= Pittsburg-Weir Coalfield =

The Pittsburg-Weir Coalfield, also known as Weir-Pittsburg Coalfield and Cherokee Coalfield, is a coalfield located in Cherokee and Crawford counties in the southeast corner of Kansas.

The first underground shaft mine was built in the region in 1874 near Scammon. Prior to that, there was scattered small-scale drift mining and surface mining of coal, but the construction of the first shaft mine ushered in an era which eventually led to as many as 290 significant mines and numerous other small ("dinky") mines in the two counties. The most active period of mining in the region was 1890-1910, and most of the coal camps were dismantled by the 1930s or 1940s. Mechanized strip mining overtook underground mining in output in 1931, and that combined with competition from eastern coal led to a demise in importance of underground mining in the region.
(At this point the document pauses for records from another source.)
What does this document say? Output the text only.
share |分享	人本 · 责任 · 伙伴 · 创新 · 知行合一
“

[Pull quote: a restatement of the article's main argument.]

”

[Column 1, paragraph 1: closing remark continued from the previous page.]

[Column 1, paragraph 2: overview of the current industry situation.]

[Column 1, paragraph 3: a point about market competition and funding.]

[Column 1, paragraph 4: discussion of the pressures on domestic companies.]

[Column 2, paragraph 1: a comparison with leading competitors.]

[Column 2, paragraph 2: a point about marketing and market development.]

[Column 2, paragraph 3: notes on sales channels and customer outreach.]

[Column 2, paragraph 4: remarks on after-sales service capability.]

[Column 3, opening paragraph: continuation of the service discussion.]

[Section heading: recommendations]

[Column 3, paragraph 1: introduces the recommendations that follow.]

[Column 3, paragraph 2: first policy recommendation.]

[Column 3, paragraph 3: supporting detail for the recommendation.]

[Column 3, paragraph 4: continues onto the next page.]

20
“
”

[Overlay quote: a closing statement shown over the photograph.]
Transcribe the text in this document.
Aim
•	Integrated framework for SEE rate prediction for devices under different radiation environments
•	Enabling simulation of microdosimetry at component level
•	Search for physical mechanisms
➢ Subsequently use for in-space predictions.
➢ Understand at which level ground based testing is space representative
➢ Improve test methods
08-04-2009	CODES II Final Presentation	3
==Santa Fe Mining Company==
A major mining disaster took place November 9, 1888 in shaft 2 of the Santa Fe Mining Company mine near Frontenac, Kansas when 150 miners lost their lives in an explosion.

==Pittsburg & Midway Coal Company==

One of the oldest continuously running coal companies in the United States was the Pittsburg & Midway Coal Company, founded in Pittsburg, Kansas in 1885. It lasted under that name even after its move to Denver, Colorado when the Kansas mines closed, until September 2007, when Chevron which owned the company, merged it with its Molycorp Inc. coal mining division to form Chevron Mining, thus ending the Pittsburg corporate name.

The name Pittsburg & Midway Coal Company was purchased from Chevron in 2008 and refounded in Midway Kansas. P&M owns mines in Oklahoma, Texas, Kentucky and Ohio.